Feindesliebe meint sodann eine Umkehrung der Wahrnehmung. Vertraut ist diejenige Denkweise, die im Verhalten des andern vielfältige Gründe für die Entstehung und Verschärfung der Feindschaft findet, das eigene Verhalten aber als aller Feinseligkeit fern versteht. Sie deutet das Verhalten des andern als aggressiv, das eigene Verhalten aber als defensiv. Feindesliebe dagegen fordert dazu auf, nicht nur den andern als Urheber der Feindschaft anzusehen, sondern sich der Frage zu stellen, was im eigenen Verhalten dem andern als bedrohlich erscheint, worin man selbst des andern Feind wird. Die Wahrnehmung des Konflikts aus der Perspektive des andern ist eine spezifische Form des christlichen Realismus. Sie ist ein entscheidender Beitrag der Christen zu politischen Ethik.

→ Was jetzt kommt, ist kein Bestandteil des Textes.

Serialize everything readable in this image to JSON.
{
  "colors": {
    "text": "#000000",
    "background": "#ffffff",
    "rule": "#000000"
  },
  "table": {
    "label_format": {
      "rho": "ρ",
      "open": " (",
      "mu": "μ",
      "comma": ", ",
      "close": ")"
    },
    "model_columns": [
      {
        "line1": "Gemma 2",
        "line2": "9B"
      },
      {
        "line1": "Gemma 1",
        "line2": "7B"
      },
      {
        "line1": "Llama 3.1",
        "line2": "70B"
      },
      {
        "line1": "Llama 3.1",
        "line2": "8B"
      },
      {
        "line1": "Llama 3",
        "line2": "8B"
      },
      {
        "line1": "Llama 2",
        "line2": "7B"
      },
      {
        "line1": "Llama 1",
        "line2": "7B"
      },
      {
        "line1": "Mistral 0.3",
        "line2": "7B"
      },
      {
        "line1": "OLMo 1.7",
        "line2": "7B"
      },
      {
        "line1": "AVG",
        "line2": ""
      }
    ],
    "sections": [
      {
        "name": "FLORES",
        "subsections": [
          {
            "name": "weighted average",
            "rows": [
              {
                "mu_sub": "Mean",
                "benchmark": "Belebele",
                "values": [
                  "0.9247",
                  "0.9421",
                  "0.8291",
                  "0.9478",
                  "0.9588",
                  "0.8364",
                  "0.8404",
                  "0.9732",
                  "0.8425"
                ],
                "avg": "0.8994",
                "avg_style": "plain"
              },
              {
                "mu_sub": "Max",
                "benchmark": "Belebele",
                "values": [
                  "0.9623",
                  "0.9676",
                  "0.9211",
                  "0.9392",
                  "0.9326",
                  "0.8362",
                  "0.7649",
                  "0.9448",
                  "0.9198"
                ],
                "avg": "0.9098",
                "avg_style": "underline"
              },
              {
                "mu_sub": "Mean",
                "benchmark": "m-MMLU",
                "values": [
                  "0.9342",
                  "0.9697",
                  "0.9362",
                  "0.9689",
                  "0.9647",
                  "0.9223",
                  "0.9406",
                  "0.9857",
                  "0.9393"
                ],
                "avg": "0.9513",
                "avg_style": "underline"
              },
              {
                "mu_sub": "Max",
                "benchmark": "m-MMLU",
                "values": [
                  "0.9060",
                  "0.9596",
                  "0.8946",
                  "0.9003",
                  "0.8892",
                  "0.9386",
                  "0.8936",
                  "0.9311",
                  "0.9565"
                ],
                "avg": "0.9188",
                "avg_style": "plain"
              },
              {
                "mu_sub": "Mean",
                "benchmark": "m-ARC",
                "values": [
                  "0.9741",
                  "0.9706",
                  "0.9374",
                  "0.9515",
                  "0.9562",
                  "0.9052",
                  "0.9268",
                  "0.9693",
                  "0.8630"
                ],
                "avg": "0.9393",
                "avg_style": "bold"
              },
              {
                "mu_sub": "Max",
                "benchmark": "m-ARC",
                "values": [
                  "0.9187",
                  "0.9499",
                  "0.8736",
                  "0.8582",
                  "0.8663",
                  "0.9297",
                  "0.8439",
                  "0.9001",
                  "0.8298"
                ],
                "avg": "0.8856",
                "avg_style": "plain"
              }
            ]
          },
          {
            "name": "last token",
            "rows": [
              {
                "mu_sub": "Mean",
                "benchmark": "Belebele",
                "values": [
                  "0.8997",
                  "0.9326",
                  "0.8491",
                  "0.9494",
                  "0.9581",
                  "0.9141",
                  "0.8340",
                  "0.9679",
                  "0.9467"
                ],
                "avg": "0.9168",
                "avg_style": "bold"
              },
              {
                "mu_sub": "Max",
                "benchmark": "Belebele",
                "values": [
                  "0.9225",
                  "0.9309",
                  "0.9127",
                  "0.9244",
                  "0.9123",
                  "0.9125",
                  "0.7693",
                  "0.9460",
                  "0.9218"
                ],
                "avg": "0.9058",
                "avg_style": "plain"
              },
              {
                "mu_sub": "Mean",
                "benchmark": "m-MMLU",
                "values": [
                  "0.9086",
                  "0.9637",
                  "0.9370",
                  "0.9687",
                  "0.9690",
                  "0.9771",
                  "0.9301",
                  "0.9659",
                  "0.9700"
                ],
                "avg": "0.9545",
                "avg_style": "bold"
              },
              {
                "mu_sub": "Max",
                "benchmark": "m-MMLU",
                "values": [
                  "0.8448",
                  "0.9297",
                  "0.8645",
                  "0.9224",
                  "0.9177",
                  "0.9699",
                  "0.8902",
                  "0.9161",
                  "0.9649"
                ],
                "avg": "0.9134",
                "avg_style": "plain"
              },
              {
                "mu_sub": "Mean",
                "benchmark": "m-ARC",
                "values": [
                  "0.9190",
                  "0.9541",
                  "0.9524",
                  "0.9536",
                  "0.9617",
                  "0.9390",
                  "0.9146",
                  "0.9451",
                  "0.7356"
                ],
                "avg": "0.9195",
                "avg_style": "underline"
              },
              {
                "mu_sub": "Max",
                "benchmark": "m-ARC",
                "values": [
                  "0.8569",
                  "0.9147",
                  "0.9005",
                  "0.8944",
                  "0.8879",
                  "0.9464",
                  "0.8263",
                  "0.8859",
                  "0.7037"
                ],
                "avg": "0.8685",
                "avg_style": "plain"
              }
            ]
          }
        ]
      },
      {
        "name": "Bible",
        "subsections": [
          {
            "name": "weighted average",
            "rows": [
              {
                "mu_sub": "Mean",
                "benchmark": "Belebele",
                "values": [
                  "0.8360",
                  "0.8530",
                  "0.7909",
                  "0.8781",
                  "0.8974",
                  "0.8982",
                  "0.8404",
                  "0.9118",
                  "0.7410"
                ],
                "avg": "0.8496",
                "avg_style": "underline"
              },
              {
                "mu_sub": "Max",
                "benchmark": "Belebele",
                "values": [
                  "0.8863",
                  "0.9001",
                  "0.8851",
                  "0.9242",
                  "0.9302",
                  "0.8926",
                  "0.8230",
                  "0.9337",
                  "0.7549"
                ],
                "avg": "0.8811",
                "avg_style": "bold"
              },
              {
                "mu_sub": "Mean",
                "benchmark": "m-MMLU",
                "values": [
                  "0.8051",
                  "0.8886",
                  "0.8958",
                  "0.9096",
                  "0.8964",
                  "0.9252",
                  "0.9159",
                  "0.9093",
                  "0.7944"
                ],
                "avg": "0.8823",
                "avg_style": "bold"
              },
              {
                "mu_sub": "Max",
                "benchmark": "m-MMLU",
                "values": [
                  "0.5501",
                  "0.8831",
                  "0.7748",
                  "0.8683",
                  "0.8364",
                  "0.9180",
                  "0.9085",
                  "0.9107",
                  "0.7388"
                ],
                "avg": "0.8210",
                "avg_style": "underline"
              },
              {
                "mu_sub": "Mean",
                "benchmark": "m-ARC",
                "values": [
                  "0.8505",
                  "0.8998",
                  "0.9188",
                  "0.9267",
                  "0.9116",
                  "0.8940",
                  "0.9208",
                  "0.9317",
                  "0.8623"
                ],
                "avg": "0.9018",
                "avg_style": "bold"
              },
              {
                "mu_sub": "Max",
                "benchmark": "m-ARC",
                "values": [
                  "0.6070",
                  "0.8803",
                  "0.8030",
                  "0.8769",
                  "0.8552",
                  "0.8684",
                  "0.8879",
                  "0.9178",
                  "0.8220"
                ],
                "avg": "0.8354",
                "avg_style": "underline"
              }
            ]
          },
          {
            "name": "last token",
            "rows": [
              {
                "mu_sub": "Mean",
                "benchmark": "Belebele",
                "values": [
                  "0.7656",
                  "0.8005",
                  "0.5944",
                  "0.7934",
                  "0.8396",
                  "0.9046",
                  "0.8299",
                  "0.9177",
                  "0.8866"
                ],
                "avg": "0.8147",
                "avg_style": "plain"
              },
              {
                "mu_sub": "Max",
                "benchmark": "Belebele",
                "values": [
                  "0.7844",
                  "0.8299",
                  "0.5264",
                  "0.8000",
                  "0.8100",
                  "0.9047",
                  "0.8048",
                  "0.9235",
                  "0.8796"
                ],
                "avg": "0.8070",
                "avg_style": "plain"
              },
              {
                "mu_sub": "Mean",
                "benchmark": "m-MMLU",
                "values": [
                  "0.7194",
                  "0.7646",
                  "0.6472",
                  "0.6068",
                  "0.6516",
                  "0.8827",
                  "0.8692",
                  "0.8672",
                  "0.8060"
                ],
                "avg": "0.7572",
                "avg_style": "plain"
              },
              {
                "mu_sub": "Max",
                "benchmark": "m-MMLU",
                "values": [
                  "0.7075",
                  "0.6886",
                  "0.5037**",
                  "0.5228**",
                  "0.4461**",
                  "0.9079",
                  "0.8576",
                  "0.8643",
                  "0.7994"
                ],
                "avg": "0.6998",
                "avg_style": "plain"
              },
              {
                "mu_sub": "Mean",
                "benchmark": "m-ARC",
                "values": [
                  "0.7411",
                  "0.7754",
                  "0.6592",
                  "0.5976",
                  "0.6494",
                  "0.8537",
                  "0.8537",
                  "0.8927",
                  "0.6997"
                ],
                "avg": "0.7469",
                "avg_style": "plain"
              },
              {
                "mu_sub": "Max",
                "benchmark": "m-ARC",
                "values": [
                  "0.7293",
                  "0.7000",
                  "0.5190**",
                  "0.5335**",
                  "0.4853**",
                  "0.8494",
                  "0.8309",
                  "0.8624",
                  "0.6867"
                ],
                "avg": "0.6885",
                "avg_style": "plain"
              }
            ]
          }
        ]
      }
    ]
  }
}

Feindesliebe ermutigt schließlich zu sozialer Phantasie, die der Gewalt der Feindschaft Schritte entwaffnender Feindesliebe entgegensetzt. Die Bergpredigt Jesu schildert solche soziale Phantasie an drei Erfahrungsbereichen: am persönlichen Streit, an der rechtlichen Auseinandersetzung und an politischer Fremdherrschaft (Matthäus 5,38-42). Sie will damit zeigen, dass die soziale Phantasie der Feindesliebe in allen Feldern menschlichen Lebens ein verändertes Verhalten in Gang setzt. Feindesliebe ist also keineswegs auf den persönlichen Bereich beschränkt; sie hat eine politische Dimension. Statt der Produktion von Feindbildern kann die Entwicklung von Feindesliebe zum Grundmotiv politischen Handelns werden. Das ist kein naives Programm. Es schließt vielmehr die nüchterne Einsicht in Strukturen der Feindschaft ebenso ein wie die Erkenntnis, dass unter den heutigen Bedingungen der Waffentechnik ein Ausleben der Feindschaft selbstmörderisch ist. Die Feindschaft muss also gebändigt, ja überwunden werden. „Intelligente Feindesliebe“ (C.F. v. Weizsäcker) kann dieser Aufgabe dienen.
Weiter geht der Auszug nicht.